1992’nin kasım ayının başında Cumhuriyet gazetesinin kapısından içeri girdim ve 2008 yılının haziran ayına kadar aralıksız 16 sene çalıştım. Aydın’la ikimize bir oda verdiler. Aynı gün işe başladık. O, Genel Yayın Müdürü olduğu Politika gazetesinin kapanmasından 12 sene sonra yeniden mesleğe başlıyordu.
Ben de Aydınlık’ın kapatılmasından 12 yıl sonra gazetecilik macerasına dönüş yaptım. 12 Eylül darbesi öncesinde iki zıt kutbun gazetelerinin başında yer almış iki isim olarak, 1990’lar ve 2000’lerdeki uzun yıllarımızı Cumhuriyet gazetesinde birlikte geçirdik. Aydın, gazeteciliğinin yanı sıra tiyatro senaryoları yazardı. Oyunculuğu da vardı.
Girdiği her topluluğu neşelendiren, esprili, muzip, çok sevimli bir adamdı. Onunla 10 yıldan fazla aynı odayı paylaşmam bir şanstı. Gülerek, eğlenerek mesleğimizi sürdürdük. Her ikimizin de kılıbıklığı üzerine çeşitli rivayetler dolaşırdı. “Oya’dan emir geldi” dedik mi hazır ola geçerdi. Bir gün, heyecanla ayağa kalkarak “Görün bakalım Oya’ya nasıl posta koyacağım, o zaman ne kadar sert erkek olduğumu görürsünüz” dedi.
O telefonun başına geçti. Biz de paralelden Aydın’ın Oya ile konuşmasını dinlemeye durduk. Aydın “Bak Oya bu gece Beyoğlu’na gidip hard bir gece yaşayacağım beni bekleme…” dediğinde Oya’dan gelen cevap kısa ve netti: “Sen yine kime poz yapmak için böyle konuşuyorsun, paralel telefonda kim var?” Aydın, 12 Eylül askeri darbesinden sonra Almanya’da Oya Baydar ve oğlu Ekim’le 12 yıl mülteci olarak yaşadı. Frankfurt’ta şoförlük yaptı.
1991 yılında Frankfurt’ta ailecek görüşmüştük. “Ben Frankfurt’ta Şoförken” kitabı, Aydın’ın aynı zamanda mizahçı olduğunu gösteren, neşeli, ince esprilerle dolu bir eserdir.
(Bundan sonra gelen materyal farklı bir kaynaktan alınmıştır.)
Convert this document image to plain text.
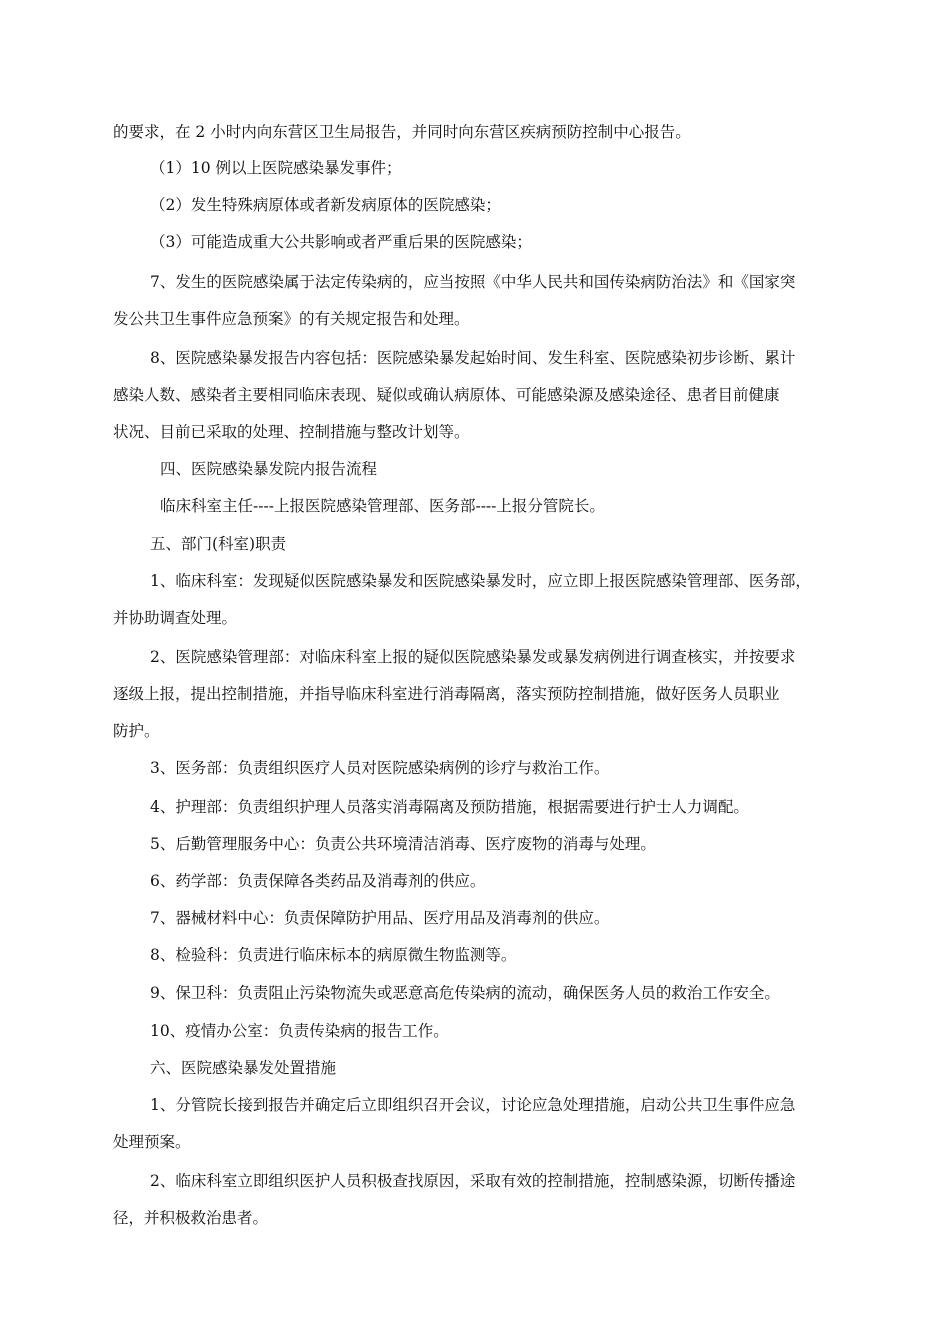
的要求，在 2 小时内向东营区卫生局报告，并同时向东营区疾病预防控制中心报告。
（1）10 例以上医院感染暴发事件；
（2）发生特殊病原体或者新发病原体的医院感染；
（3）可能造成重大公共影响或者严重后果的医院感染；
7、发生的医院感染属于法定传染病的，应当按照《中华人民共和国传染病防治法》和《国家突
发公共卫生事件应急预案》的有关规定报告和处理。
8、医院感染暴发报告内容包括：医院感染暴发起始时间、发生科室、医院感染初步诊断、累计
感染人数、感染者主要相同临床表现、疑似或确认病原体、可能感染源及感染途径、患者目前健康
状况、目前已采取的处理、控制措施与整改计划等。
四、医院感染暴发院内报告流程
临床科室主任----上报医院感染管理部、医务部----上报分管院长。
五、部门(科室)职责
1、临床科室：发现疑似医院感染暴发和医院感染暴发时，应立即上报医院感染管理部、医务部，
并协助调查处理。
2、医院感染管理部：对临床科室上报的疑似医院感染暴发或暴发病例进行调查核实，并按要求
逐级上报，提出控制措施，并指导临床科室进行消毒隔离，落实预防控制措施，做好医务人员职业
防护。
3、医务部：负责组织医疗人员对医院感染病例的诊疗与救治工作。
4、护理部：负责组织护理人员落实消毒隔离及预防措施，根据需要进行护士人力调配。
5、后勤管理服务中心：负责公共环境清洁消毒、医疗废物的消毒与处理。
6、药学部：负责保障各类药品及消毒剂的供应。
7、器械材料中心：负责保障防护用品、医疗用品及消毒剂的供应。
8、检验科：负责进行临床标本的病原微生物监测等。
9、保卫科：负责阻止污染物流失或恶意高危传染病的流动，确保医务人员的救治工作安全。
10、疫情办公室：负责传染病的报告工作。
六、医院感染暴发处置措施
1、分管院长接到报告并确定后立即组织召开会议，讨论应急处理措施，启动公共卫生事件应急
处理预案。
2、临床科室立即组织医护人员积极查找原因，采取有效的控制措施，控制感染源，切断传播途
径，并积极救治患者。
Aydın Engin, Cumhuriyet’te birçok önemli habere imza attı, yazı işleri müdürlüğü yaptı.
İpek (Çalışlar) o dönemde haber müdürüydü. Çok zor zamanlardı. Özellikle Güneydoğu’daki çatışma ortamı gazeteciliğimizi etkiliyordu. Aydın, o bölgeden birçok sorunu gündeme taşıyan, devletin baskılarını teşhir eden, silahlı şiddeti de eleştiren bir tutum gösteriyordu. Cumhuriyet’te o günün koşullarını zorlayarak yaptığı yazı işleri müdürlüğünden ayrılıp, yeniden muhabir yazarlığa dönmeyi tercih etti.
O artık yitip giden bir dönemin, ilkeli gazeteciliğin sembollerinden. Demokrasiye ve özgürlüğe tutkundu. Daha çok katkılarda bulanabileceği bir dönemde onu kaybettik. Onu çok sevdik. İpek, Reşat ve ben ölüm haberini aldığımızda derin bir üzüntüyle sarsıldık. Onu çok arayacağız. Gazetecilik camiasının önemli bir tuğlası eksildi. Güle güle benim sevgili arkadaşım.